Na primeira instância, a Justiça deu ganho de causa ao Santander, mas a MB recorreu em segunda instância, com nova derrota da exchange na Justiça. Sem poder recorrer, a Mercado Bitcoin foi ao STJ, onde o ministro Paulo de Tarso Sanseverino decidiu analisar os argumentos da defesa contra o banco:

“Atendidos os pressupostos de conhecimento do agravo em recurso especial e para melhor análise da controvérsia, converto o presente agravo em recurso especial.”

O caso também pode envolver outras exchanges no país, já que durante os anos de 2018 e 2019 os bancos lançaram uma ofensiva contra empresas de Bitcoin, fechando contas e retendo valores de forma unilateral.
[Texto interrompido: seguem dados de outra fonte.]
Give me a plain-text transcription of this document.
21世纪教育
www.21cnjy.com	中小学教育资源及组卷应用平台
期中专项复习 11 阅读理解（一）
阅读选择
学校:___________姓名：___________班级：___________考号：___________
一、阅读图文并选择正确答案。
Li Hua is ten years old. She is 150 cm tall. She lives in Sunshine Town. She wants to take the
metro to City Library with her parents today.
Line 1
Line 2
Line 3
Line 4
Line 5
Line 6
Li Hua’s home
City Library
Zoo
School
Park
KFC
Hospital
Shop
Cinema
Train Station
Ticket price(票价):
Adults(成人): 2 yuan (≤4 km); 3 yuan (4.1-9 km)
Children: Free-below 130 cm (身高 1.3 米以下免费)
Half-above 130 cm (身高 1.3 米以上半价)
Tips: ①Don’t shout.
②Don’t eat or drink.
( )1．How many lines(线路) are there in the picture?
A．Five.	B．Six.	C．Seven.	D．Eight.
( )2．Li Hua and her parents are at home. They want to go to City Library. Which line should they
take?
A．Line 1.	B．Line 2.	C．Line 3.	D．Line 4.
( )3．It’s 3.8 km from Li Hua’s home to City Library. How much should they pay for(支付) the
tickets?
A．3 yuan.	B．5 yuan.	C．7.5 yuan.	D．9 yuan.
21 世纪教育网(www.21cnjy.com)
Só a Mercado Bitcoin neste caso tem uma soma superior a R$ 1 milhão retida junto ao banco.

O CADE também investiga se os bancos praticaram concorrência desleal contra as exchanges, mas não há prazo nem para a decisão do CADE nem para o STJ.

As exchanges esperam que uma decisão favorável abra um precedente para o reconhecimento do direito das empresas aos valores que teriam sido arbitrariamente retidos pelos bancos.